This past February, the largest Bitcoin exchange, Mt. Gox, announced a partnership with an American company called CoinLab. The goal of the partnership was to give Mt. Gox access to US customers through CoinLab, as the company is strongest in Japan. It also served to help Mt. Gox navigate new regulation guidelines the US government has proposed for Bitcoin transactions. In all, it looked like it could have been a win-win — but as Gawker reports, that doesn't appear to be the case.

CoinLab has filed a lawsuit against Mt. Gox to the tune of $75 million. CoinLab alleges that Mt. Gox has "willfully failed to perform its obligations" under the original contract, because it "failed to provide CoinLab with account reconciliation data, server access, and other information." CoinLab also alleges that Mt. Gox has been serving customers in the US and Canada contrary to their contractual agreement — in total CoinLab says that there were at least eight different breaches of their contract.

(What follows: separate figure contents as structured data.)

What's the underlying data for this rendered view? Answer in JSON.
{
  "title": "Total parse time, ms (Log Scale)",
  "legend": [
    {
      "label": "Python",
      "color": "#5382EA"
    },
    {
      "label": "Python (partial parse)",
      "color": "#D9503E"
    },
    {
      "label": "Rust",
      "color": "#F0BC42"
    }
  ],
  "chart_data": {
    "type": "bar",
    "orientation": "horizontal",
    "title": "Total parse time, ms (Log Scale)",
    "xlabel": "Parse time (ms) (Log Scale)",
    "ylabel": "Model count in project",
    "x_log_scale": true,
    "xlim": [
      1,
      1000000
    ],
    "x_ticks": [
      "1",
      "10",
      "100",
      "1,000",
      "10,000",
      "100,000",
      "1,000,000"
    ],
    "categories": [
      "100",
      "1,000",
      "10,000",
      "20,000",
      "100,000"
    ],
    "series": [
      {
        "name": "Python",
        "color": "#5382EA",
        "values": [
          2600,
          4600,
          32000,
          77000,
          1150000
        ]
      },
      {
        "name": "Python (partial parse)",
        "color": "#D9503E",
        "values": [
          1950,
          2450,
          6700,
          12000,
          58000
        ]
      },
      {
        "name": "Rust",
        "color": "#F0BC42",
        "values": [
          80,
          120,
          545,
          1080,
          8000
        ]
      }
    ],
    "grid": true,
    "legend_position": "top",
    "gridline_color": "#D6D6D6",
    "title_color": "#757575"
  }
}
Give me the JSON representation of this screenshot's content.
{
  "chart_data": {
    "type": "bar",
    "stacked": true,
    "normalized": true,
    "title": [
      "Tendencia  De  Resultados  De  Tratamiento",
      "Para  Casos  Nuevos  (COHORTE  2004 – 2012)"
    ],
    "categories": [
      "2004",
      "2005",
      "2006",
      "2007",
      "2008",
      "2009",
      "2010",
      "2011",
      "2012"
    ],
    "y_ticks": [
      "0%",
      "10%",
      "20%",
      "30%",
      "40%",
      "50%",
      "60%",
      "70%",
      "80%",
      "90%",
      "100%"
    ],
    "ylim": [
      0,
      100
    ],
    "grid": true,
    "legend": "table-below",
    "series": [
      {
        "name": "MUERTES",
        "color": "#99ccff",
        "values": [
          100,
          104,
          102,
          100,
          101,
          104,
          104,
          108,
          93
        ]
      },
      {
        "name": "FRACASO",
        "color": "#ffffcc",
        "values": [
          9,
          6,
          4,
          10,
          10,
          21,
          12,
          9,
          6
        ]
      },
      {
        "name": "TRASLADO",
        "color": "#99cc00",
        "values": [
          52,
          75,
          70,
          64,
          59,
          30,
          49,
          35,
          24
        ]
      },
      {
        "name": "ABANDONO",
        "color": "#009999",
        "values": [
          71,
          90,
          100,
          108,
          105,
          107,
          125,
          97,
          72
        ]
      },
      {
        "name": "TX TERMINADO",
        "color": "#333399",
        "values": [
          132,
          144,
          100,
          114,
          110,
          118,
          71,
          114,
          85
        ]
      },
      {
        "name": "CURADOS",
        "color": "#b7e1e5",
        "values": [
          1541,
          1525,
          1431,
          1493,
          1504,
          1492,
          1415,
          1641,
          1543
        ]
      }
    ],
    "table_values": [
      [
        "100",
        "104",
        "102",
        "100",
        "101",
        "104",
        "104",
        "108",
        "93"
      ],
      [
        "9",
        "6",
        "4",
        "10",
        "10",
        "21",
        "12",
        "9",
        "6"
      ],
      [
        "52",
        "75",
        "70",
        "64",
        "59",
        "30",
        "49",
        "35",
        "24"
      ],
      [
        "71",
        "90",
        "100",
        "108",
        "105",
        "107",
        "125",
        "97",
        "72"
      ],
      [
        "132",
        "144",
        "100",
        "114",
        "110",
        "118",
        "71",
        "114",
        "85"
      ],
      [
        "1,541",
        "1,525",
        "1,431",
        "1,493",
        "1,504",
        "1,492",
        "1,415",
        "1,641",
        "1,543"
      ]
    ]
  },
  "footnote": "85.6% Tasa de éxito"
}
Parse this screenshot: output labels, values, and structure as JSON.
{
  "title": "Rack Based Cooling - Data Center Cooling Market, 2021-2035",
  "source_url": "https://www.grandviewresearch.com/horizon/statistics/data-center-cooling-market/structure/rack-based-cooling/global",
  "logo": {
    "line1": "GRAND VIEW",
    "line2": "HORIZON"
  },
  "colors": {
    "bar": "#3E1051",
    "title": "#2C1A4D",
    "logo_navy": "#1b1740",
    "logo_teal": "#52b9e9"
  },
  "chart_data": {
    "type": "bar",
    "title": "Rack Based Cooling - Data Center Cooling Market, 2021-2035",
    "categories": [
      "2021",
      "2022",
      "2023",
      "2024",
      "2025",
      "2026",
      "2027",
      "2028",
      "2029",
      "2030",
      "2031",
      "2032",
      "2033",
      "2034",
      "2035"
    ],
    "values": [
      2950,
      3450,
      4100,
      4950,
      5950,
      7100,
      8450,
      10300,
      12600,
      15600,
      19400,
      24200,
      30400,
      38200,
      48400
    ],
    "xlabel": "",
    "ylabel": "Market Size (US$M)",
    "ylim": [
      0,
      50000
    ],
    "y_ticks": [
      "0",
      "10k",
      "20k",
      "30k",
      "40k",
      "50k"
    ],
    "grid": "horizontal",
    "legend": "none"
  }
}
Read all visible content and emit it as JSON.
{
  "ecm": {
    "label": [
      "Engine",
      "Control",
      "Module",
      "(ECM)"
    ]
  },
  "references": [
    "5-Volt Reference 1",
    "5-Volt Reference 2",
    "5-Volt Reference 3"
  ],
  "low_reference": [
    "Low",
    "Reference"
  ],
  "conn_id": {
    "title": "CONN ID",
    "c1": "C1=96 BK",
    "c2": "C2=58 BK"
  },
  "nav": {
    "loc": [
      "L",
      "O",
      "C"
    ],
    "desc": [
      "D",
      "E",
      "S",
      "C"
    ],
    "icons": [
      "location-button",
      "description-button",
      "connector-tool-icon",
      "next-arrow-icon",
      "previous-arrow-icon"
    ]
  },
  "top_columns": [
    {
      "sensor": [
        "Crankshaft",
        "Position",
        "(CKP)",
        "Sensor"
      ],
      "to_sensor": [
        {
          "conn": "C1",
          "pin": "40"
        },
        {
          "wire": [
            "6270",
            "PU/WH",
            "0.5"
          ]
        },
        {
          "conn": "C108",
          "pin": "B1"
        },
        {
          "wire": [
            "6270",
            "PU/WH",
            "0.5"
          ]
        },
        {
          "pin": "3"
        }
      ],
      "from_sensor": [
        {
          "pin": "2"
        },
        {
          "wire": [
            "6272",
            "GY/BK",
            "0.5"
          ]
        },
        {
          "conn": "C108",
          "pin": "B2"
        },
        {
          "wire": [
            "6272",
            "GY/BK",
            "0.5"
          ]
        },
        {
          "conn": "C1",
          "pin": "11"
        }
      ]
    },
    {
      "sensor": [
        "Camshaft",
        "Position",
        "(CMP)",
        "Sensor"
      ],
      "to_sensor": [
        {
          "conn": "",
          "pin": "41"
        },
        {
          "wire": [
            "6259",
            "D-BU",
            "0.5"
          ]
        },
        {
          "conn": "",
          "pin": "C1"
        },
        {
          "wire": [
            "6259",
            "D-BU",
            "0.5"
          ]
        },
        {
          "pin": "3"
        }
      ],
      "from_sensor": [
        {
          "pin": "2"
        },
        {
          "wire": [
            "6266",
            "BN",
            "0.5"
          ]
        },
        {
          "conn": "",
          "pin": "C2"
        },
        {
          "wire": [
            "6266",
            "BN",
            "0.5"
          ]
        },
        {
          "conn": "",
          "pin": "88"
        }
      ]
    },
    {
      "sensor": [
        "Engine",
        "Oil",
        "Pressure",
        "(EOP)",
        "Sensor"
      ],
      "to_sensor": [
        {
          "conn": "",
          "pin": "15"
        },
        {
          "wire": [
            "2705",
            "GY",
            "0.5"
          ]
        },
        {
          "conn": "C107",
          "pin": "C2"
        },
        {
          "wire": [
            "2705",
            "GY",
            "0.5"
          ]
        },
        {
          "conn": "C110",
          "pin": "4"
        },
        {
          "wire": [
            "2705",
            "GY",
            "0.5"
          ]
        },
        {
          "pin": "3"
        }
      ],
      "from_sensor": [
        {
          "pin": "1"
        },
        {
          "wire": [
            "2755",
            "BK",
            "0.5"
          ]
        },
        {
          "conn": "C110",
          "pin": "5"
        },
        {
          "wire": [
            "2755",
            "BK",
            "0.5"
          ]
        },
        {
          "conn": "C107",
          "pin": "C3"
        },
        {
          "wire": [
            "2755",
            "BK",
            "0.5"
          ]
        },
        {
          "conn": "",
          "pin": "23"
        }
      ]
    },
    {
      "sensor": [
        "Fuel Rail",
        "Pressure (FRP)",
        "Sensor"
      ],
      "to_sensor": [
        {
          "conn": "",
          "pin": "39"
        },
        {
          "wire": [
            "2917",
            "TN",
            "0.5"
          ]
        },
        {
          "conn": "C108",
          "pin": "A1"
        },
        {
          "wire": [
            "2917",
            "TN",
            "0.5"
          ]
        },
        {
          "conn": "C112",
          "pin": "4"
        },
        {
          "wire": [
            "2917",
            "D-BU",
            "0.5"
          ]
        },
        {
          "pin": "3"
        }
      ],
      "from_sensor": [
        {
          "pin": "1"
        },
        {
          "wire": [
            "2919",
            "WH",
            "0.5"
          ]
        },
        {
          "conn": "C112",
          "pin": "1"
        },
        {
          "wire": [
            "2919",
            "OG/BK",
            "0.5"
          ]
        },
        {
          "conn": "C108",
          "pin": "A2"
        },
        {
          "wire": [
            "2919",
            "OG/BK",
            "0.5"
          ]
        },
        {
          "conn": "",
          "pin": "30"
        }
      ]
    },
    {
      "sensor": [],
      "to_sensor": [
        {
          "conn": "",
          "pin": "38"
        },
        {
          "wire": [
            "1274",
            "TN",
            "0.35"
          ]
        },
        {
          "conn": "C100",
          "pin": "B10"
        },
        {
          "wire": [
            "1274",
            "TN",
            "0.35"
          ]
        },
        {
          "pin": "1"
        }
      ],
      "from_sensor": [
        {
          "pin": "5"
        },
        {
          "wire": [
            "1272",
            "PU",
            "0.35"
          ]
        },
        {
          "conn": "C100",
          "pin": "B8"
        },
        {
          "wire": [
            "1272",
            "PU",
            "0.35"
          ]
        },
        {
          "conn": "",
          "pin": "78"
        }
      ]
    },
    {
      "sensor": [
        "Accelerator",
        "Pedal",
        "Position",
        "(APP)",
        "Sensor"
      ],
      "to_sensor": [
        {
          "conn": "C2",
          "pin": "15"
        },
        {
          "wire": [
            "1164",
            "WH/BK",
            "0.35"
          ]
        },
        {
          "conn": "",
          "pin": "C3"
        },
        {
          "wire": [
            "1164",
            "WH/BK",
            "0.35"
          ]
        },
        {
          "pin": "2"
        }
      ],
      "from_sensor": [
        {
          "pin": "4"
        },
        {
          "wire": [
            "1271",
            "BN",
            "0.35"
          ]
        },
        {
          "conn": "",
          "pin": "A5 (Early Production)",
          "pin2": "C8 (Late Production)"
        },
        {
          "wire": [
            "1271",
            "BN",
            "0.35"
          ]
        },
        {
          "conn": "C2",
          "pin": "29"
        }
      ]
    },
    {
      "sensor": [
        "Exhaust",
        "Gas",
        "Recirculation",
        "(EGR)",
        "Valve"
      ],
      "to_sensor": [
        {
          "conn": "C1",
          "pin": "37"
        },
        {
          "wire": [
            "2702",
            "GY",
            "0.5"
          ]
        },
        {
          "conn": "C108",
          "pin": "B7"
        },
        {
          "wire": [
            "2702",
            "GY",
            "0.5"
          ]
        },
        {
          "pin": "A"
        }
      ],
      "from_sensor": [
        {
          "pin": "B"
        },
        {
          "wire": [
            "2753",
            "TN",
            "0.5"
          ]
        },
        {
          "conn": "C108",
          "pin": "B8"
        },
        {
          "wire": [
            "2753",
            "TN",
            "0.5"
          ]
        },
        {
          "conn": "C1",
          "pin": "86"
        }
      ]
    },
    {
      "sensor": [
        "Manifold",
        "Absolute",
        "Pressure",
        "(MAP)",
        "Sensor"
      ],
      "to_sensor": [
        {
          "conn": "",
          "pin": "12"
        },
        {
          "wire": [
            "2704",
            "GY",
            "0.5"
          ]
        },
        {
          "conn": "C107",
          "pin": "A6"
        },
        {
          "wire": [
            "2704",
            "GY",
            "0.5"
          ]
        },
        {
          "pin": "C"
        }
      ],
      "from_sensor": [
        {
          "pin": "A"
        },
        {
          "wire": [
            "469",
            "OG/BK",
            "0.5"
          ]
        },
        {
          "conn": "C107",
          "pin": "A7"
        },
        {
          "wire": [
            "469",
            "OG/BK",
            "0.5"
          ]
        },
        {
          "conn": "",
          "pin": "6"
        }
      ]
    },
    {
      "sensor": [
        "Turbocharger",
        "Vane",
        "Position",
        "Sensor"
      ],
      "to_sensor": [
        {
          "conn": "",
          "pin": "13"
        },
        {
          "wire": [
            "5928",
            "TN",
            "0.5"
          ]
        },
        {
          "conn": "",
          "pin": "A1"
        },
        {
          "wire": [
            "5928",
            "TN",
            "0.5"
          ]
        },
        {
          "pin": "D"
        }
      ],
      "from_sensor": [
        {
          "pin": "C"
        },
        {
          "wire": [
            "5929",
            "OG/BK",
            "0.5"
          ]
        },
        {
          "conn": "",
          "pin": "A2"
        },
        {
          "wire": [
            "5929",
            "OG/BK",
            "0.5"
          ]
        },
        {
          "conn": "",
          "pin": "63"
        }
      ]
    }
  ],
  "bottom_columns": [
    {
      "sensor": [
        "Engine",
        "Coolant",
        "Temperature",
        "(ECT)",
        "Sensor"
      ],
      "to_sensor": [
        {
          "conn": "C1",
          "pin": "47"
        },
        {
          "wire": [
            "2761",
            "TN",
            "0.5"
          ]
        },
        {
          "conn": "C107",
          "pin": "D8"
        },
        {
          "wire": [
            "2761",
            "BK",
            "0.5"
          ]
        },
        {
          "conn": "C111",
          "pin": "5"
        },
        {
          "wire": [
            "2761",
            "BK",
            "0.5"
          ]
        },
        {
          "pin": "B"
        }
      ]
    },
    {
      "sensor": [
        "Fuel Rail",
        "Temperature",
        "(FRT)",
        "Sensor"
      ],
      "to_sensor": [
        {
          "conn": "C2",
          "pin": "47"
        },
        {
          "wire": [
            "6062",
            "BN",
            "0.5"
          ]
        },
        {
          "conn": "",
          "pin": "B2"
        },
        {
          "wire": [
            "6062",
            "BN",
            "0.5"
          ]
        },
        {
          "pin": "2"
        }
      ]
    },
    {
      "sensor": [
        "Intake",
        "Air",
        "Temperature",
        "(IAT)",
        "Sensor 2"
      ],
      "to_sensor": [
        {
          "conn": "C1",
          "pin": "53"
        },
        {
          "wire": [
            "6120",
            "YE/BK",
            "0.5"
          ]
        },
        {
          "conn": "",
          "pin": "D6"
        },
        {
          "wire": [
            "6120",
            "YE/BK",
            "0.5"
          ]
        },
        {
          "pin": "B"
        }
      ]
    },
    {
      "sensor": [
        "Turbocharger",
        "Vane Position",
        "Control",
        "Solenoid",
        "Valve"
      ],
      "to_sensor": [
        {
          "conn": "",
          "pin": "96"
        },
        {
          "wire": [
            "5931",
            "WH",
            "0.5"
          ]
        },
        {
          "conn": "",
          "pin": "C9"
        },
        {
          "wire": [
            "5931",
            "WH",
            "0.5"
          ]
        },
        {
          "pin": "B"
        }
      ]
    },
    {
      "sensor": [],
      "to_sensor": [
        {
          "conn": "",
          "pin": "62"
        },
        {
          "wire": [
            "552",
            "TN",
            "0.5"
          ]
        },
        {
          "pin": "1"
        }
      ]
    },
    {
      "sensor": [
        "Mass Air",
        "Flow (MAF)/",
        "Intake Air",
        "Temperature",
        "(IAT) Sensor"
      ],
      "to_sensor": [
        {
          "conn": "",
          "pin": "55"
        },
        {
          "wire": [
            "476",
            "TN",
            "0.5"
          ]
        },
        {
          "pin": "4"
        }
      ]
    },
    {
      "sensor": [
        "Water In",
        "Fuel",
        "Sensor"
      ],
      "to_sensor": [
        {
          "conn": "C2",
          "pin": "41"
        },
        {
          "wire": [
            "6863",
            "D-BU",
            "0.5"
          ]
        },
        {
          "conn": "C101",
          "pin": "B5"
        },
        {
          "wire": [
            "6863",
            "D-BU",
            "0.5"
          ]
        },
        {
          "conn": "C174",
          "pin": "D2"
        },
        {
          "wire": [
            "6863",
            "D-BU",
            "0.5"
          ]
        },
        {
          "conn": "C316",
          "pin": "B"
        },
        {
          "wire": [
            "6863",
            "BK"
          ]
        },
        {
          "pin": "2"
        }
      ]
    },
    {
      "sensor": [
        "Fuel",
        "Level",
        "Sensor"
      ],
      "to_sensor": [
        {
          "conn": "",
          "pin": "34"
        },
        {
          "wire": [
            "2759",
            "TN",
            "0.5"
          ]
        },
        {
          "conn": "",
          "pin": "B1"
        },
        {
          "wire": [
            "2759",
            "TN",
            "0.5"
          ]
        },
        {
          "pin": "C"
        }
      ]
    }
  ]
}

In a statement on CoinLab's site, CEO Peter Vessenes expressed hope that the two companies would be able to settle the dispute, but didn't leaven his company's harsh words, saying "we were often left just apologizing to our alpha customers while their own businesses suffered." Vessenes did offer some faint praise for Mt. Gox, however, saying that his "biggest hope is that Mt. Gox does an excellent job keeping Bitcoiners safe and liquid and trading on the exchange." Mt. Gox's founder, at the time of this publication, had told Gawker that "we have not been served nor notified" and would "review this within the next few hours." We've reached out for further comment.

In the meantime, the suit is just the latest in a string of bad news for Bitcoin, which has included DDoS attacks, the shutdown of another exchange, and exploitative botnets. The value of a Bitcoin has been relatively volatile — at least compared to other currencies — and a lawsuit against the world's biggest exchange isn't likely to help stabilize prices.